The new Government, under the leadership of President Gotabaya Rajapaksa, has a vision to attract five million tourists and $ 10 billion in foreign exchange earnings by 2025. Last year, tourist arrivals slumped to 1.9 million from 2.3 million in 2018 and earnings were down to $ 3.6 billion from $ 4.3 billion.
Tourism contributes nearly 5% of the country’s gross domestic product (GDP), while around two million people are estimated to be directly and indirectly dependent on it.
Largely as a development move, the Cabinet last week decided to cut embarkation taxes and handling charges, and provide aviation fuel at concessionary rates to attract airlines to the Mattala Rajapaksa International Airport and the Ratmalana International Airport.
According to a proposal by Tourism and Civil Aviation Minister Prasanna Ranatunga, which was approved by Cabinet, the embarkation fee of $ 60 will be completely suspended at the Mattala Airport for two years while it will be reduced by 50% for one year at Ratmalana.
Landing and parking charges for international airlines at the two airports will also be suspended for a year in a bid attract more airlines to use these airports while aviation fuel will be issued at concessionary rates.
Soon after the Cabinet approval of new measures, Tourism and Aviation Minister Ranatunga on Friday urged international airlines to start flights to the Mattala and Ratmalana airports.
The request was made at a meeting held between the Minister and international airline representatives.
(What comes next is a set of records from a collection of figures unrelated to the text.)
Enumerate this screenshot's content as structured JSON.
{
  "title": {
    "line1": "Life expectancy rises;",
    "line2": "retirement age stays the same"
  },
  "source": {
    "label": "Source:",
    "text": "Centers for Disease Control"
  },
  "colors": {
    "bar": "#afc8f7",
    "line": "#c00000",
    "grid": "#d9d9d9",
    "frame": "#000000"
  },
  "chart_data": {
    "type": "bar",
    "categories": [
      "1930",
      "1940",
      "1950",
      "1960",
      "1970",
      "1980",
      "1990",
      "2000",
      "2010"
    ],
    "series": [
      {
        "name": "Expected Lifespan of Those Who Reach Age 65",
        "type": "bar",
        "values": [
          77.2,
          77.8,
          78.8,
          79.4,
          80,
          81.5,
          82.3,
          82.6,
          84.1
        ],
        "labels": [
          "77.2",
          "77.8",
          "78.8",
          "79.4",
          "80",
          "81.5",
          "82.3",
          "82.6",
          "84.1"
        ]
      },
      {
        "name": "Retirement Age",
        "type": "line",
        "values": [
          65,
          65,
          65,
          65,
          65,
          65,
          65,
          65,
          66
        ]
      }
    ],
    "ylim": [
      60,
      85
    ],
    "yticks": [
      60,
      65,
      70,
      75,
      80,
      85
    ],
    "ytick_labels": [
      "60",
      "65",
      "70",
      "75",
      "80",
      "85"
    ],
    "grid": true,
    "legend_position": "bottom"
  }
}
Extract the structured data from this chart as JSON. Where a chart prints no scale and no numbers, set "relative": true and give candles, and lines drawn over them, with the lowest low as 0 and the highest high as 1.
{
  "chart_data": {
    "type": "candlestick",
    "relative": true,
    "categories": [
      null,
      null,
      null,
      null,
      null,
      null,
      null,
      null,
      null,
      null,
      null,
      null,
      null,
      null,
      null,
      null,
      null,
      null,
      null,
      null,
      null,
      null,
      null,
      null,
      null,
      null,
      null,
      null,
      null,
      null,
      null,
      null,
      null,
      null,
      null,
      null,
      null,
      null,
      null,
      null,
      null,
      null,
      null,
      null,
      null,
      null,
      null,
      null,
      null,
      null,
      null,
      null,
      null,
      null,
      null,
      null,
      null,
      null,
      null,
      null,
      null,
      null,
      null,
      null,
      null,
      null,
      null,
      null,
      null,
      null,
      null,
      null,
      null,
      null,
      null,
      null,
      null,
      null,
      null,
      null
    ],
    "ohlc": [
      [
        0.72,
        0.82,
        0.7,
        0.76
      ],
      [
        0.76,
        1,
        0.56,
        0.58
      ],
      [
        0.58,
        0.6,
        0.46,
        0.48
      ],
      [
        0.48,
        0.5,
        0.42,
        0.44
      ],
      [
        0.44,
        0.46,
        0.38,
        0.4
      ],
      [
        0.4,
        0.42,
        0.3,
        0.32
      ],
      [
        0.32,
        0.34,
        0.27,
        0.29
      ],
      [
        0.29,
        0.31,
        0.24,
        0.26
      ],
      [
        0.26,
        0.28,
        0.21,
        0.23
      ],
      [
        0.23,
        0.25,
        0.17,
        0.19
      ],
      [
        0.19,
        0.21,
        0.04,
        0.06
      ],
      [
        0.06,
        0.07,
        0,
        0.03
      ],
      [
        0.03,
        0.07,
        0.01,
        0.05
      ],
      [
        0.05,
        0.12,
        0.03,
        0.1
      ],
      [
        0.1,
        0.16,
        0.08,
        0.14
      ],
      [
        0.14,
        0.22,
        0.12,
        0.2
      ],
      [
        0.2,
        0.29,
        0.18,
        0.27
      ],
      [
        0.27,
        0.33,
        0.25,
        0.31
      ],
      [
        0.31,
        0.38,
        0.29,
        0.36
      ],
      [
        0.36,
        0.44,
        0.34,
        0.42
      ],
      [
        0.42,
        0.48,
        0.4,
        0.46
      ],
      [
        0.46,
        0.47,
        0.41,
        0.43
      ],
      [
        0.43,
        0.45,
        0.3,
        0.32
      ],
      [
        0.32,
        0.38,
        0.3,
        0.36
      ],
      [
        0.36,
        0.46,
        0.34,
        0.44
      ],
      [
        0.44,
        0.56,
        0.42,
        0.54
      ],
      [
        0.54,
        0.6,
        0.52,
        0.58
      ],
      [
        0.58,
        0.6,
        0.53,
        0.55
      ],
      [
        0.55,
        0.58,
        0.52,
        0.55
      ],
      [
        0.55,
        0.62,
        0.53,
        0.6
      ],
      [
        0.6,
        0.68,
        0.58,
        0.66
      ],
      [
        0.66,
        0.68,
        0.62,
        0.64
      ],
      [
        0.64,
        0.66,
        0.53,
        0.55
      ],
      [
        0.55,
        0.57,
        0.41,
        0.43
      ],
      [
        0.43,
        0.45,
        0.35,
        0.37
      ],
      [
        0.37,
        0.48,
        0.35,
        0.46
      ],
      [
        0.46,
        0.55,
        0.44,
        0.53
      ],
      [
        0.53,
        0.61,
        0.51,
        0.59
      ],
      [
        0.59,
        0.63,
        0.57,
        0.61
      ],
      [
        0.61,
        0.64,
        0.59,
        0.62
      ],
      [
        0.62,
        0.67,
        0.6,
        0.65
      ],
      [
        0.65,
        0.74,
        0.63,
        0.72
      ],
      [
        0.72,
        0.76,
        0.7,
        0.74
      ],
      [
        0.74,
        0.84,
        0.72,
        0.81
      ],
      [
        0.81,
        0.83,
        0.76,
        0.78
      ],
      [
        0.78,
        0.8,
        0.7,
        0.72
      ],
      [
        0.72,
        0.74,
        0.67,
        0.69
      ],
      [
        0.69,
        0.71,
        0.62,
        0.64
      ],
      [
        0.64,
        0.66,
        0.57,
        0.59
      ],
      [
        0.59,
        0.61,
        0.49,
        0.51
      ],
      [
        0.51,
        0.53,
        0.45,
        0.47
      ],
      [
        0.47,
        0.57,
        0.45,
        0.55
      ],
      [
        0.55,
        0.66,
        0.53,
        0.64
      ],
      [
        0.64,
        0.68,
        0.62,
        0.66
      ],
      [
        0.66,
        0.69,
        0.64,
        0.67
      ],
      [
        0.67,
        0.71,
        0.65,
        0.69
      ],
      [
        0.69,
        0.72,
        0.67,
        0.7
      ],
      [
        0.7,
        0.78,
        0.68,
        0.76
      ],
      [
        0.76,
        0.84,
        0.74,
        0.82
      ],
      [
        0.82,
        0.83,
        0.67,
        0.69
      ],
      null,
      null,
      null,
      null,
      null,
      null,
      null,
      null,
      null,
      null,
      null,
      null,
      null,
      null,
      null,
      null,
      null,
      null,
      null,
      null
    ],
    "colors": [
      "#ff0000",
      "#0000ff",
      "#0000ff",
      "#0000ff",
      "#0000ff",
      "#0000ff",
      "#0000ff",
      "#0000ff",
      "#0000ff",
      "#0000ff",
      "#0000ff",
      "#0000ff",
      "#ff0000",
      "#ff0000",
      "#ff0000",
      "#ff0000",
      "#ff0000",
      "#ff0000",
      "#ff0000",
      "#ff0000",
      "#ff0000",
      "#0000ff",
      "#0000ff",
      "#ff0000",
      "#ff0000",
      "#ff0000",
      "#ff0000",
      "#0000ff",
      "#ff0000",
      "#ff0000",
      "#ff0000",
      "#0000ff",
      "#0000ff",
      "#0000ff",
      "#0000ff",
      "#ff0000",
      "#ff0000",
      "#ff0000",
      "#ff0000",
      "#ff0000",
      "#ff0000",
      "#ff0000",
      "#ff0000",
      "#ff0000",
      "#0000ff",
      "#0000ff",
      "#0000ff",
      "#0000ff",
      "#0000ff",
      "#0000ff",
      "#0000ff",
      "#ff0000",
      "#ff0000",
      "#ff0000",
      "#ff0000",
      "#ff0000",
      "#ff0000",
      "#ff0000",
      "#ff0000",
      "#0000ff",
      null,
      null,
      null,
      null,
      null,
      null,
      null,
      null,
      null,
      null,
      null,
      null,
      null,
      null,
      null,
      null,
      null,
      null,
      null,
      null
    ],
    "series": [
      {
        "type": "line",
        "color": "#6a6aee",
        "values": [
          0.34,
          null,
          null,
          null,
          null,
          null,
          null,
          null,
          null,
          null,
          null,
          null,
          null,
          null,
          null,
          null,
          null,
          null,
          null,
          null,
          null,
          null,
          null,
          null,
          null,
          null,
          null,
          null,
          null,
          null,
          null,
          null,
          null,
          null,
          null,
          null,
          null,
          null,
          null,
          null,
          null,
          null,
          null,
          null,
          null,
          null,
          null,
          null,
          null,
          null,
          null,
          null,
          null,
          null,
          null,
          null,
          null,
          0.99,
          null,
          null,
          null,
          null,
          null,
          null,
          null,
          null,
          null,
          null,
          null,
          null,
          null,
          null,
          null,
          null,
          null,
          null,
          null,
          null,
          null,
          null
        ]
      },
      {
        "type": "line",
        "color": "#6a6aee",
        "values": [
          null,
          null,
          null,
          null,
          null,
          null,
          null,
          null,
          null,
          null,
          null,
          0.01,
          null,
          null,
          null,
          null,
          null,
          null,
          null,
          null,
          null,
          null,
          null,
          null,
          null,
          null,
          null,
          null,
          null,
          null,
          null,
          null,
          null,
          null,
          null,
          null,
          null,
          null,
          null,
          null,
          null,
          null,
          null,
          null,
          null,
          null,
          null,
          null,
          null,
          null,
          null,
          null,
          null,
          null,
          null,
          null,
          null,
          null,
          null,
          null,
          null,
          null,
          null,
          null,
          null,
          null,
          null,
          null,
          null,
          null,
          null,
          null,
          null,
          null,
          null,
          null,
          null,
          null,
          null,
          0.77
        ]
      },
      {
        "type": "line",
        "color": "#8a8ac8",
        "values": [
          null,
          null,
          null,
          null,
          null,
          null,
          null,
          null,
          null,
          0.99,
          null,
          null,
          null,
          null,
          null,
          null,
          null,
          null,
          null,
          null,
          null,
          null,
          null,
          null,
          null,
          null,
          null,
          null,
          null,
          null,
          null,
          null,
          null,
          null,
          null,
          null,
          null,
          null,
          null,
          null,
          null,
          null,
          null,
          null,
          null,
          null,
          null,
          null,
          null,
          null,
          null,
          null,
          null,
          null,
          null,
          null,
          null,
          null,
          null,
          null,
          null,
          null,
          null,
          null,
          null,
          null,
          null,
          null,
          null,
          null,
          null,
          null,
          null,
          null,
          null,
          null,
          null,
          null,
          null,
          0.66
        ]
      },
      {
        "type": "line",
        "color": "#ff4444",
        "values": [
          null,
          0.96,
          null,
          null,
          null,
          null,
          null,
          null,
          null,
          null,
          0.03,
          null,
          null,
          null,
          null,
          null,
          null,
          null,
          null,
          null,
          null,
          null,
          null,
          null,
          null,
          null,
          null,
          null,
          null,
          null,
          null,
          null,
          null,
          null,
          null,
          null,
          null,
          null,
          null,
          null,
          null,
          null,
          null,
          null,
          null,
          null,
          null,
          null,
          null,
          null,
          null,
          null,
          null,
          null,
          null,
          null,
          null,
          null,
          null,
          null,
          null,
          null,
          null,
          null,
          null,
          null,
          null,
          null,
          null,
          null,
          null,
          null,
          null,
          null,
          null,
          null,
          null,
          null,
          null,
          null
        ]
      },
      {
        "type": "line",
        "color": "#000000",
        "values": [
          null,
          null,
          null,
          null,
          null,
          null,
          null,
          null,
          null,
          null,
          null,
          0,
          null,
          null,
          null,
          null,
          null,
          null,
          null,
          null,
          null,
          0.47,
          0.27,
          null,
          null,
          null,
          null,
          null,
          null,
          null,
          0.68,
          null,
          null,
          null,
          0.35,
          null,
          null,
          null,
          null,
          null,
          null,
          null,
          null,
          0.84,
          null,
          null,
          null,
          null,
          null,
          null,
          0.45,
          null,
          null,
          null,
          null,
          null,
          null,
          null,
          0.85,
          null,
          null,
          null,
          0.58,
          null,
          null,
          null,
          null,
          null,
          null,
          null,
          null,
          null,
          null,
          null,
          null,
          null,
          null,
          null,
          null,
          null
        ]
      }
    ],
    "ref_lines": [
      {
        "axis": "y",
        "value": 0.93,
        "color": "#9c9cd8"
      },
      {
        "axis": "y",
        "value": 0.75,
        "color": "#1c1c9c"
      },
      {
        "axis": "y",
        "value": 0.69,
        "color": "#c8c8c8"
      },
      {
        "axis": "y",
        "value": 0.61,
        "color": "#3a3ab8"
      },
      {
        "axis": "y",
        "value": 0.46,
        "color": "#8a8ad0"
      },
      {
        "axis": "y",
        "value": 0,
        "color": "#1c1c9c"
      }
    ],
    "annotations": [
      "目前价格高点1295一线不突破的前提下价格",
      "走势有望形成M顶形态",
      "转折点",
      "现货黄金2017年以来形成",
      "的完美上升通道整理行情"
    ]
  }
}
The meeting was held to discuss the issues faced by the airlines and launching international flights at Mattala and Ratmalana airports.
Air India Country Manager Jaya Sharma expressed hope to commence flights between Ratmalana and Chennai in the immediate future, while noting that introducing of flights to Mattala was also on their cards.
The managers of several other international airlines who were present at the meeting also agreed to initiate international flights to Mattala and agreed to inform their management about the new incentives.
Airline representatives pointed out to the Minister that international flights have been hampered by the outbreak of COVID-19. They also requested the Minister to make a submission to the Government in this regard, where the Minister had said that the Government would pay attention to this matter.
The Minister has instructed the Civil Aviation Authority (CAASL) Director General to provide him with a full report on the matter.
Airport and Aviation Services Ltd. Chairman Rtd. Major General G.A. Chandrasiri, CAASL Chairman Upul Gunatilleke, and SriLankan Airlines Chairman Ashok Pathirage were also present at the meeting.
However industry experts said that the Government needs to offer meaningful concessions at the Bandaranaike International Airport if to ensure airlines continue to operate as well as attract new ones. It was emphasised that serious consideration must be given to offer discounts or waive-off charges to encourage new airlines to call Colombo during off-peak hours as capacity was idling at the BIA. At present the average departures per hour at the BIA is less than 10 flights.